As an example I’ll discuss one of my clients, a Bhutanese refugee I’ll refer to as Bihan. Bihan’s presenting problems involve a chronic health condition and his family’s difficulty adjusting to life in Philadelphia. Bihan is 46 years old and was born in Bhutan. He and his family fled to Nepal in the 1990s, where they lived in a refugee camp until their arrival in Philadelphia on August 1, 2011. Bihan has a cheerful disposition and is usually wearing Western clothing and a jaunty hat—either a cerulean knit cap or a dhaka topi. He does not speak English, so I rely on Nepali interpreters to communicate with him. Bihan is preoccupied with his health and his employment. He is reluctantly employed at a meatpacking factory and has been facing conflict with his employer because of absences. A few days ago, Bihan saw a doctor, who addressed his health concerns, but also diagnosed Bihan with anxiety and prescribed him an SSRI.

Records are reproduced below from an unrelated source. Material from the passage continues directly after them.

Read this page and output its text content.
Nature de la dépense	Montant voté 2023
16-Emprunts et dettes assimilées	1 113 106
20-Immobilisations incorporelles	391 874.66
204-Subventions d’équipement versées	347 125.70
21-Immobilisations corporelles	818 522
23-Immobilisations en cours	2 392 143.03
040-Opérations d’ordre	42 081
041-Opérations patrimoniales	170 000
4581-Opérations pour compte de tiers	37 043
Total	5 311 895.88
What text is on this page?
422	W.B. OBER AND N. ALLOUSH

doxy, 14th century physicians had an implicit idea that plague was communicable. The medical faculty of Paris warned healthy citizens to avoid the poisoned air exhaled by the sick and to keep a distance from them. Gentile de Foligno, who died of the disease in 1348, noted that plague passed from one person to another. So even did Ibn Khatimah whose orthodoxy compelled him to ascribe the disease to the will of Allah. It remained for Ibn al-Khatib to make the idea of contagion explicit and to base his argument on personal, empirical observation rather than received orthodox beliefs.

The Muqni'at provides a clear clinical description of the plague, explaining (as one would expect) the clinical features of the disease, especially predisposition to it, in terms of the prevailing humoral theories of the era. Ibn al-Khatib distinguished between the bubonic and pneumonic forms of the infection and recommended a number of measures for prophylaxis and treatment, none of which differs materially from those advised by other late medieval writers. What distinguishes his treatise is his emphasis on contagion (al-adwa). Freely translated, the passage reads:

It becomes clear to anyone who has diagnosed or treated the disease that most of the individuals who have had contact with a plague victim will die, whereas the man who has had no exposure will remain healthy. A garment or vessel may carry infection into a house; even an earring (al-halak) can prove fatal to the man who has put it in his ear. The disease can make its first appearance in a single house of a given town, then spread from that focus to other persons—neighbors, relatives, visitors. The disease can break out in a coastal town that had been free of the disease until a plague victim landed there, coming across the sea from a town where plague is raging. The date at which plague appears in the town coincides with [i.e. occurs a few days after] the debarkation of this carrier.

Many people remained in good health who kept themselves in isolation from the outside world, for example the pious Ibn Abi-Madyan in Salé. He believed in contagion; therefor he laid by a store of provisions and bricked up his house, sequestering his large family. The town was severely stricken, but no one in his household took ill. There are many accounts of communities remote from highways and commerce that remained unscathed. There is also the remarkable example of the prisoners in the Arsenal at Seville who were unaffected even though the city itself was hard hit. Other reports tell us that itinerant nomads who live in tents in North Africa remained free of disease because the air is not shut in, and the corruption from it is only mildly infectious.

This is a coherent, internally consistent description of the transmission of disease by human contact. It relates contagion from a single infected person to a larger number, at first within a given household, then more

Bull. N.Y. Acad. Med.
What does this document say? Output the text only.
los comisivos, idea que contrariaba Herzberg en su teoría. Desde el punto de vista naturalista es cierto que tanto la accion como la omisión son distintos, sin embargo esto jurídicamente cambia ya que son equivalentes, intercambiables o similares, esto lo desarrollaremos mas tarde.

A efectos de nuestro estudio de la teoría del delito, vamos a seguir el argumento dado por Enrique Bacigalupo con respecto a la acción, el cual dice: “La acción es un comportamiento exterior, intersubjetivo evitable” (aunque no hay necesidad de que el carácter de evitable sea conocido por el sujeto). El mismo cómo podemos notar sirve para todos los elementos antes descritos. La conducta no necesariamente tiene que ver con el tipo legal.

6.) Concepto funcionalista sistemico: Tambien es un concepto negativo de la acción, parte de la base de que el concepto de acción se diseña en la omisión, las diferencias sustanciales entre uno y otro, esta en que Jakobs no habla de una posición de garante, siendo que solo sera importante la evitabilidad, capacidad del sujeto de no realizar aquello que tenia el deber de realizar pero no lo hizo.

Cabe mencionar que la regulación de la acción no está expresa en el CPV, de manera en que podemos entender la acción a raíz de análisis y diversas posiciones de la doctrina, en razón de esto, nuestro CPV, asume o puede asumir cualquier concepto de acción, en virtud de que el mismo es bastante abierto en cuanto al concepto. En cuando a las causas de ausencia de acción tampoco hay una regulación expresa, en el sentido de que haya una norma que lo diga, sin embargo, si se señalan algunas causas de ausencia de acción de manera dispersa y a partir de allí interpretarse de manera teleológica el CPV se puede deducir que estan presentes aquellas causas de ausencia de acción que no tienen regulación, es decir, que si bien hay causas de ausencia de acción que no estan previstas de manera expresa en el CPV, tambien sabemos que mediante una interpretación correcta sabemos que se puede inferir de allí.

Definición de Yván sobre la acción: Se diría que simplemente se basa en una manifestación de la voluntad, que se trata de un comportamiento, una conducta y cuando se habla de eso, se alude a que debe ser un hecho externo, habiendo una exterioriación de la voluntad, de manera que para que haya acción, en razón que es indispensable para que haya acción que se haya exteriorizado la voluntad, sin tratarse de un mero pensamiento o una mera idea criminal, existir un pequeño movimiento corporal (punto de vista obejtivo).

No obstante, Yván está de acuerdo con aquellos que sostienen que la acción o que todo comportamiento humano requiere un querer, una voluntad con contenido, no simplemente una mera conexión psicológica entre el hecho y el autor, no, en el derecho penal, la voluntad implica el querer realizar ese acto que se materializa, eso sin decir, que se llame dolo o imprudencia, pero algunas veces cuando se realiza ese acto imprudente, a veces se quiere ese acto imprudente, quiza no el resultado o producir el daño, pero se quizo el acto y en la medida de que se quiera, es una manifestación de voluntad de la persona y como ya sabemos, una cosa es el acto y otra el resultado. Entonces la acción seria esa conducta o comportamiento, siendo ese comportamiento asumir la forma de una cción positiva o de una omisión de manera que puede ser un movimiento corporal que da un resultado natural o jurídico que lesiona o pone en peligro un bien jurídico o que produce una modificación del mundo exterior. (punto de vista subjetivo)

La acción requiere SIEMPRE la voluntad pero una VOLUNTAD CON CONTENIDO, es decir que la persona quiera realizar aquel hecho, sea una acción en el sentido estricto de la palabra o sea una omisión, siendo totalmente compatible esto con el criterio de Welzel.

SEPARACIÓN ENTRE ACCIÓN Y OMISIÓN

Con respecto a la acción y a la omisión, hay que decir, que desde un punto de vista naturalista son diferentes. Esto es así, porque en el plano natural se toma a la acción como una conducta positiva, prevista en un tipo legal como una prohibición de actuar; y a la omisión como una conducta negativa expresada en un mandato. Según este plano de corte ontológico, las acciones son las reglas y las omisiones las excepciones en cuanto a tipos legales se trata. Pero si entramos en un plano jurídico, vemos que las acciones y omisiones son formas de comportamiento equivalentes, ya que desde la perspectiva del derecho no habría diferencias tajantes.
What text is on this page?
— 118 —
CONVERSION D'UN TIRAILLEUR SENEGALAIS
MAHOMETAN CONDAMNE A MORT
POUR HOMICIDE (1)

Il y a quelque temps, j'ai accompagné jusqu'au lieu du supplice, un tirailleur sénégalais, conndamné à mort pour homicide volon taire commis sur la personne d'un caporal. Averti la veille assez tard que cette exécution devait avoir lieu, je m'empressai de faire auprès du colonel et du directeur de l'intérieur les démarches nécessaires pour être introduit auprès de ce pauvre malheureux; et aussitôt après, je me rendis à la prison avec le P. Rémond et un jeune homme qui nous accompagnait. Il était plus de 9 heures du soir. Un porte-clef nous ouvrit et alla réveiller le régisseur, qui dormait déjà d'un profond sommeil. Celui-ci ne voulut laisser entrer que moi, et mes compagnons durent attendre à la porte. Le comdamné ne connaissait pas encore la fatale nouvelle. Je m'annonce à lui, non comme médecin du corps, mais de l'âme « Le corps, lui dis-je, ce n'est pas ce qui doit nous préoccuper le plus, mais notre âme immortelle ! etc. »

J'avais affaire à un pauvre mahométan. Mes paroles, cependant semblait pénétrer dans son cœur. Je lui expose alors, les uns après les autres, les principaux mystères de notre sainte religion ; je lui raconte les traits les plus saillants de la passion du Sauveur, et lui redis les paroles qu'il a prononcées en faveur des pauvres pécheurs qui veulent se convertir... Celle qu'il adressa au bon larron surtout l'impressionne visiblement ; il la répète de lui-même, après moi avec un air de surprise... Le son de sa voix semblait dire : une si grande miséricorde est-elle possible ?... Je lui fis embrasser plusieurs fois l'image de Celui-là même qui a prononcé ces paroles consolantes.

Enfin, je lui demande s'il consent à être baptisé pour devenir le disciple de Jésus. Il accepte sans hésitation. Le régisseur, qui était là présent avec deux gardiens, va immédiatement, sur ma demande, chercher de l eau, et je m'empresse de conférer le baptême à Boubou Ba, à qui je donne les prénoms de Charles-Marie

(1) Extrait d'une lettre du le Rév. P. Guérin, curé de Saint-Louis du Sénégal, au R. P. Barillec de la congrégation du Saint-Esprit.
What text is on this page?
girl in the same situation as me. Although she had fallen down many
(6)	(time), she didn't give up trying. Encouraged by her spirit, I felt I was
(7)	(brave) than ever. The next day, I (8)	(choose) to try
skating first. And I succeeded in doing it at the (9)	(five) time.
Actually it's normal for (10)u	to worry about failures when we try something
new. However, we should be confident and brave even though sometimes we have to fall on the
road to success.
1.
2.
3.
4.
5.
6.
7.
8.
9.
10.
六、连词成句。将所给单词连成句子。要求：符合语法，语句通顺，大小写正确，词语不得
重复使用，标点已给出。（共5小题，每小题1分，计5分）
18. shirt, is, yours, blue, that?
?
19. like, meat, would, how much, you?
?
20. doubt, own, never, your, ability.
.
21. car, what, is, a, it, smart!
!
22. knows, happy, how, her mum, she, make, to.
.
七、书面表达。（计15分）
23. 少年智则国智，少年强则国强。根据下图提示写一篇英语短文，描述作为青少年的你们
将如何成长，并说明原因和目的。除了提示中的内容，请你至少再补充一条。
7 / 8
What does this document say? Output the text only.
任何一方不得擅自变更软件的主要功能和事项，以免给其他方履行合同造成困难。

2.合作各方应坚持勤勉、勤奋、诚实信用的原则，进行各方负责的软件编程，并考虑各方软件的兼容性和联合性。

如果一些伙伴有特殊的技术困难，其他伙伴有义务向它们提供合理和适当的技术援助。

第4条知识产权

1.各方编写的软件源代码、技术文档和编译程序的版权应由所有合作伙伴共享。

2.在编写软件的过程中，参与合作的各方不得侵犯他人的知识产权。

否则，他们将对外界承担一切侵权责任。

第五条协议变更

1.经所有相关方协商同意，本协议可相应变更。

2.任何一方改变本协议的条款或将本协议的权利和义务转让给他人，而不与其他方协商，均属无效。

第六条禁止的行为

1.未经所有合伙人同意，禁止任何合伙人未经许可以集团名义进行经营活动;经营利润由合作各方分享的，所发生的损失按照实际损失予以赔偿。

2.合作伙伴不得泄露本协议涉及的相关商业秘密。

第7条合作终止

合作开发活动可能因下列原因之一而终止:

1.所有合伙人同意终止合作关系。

I really question the validity of this diagnosis. I speculate that underlying Bihan’s “adjustment difficulties” is unresolved grief over the loss of his home and national identity. Bhutanese refugees are Nepali-Bhutanese people, ethnicized as Lhotshampas. They made up about 35% of Bhutan’s population until the government introduced a series of “Bhutanization” policies in the late 1970s and 1980s, which led to the exclusion of the Nepali-Bhutanese people. The Citizenship Acts of 1977 and 1985 enabled the Bhutanese government to revoke citizenship from the Lhotshampa people. By the early 1990s the majority of Nepali-Bhutanese had left Bhutan; most settling in refugee camps in Nepal. Nepal and Bhutan are unwilling to give citizenship to these people. The Bhutanese government denies Nepali-Bhutanese people reentry, claiming that they were never Bhutanese. Some government officials go as far as to say that the Nepali-Bhutanese people have “willingly” left Bhutan.
By revoking these people of their citizenship in such an insidious manner, the Bhutanese government made their exile into an ungrievable loss. Butler writes that “if melancholia appears at first to be a form of containment, a way of internalizing an attachment that is barred from the world, it also establishes the psychic conditions for redaring “the world” itself as contingently organized through certain kinds of foreclosures” (252). Clinical social workers and health care providers are often quick to identify pathologies and dispel symptoms. But in reading Bulter’s chapter I wonder if melancholia is an important lived experience. Perhaps Bihan’s “signs and symptoms” are externalized manifestations of a melancholia that is necessary for the perpetuation of his national identity.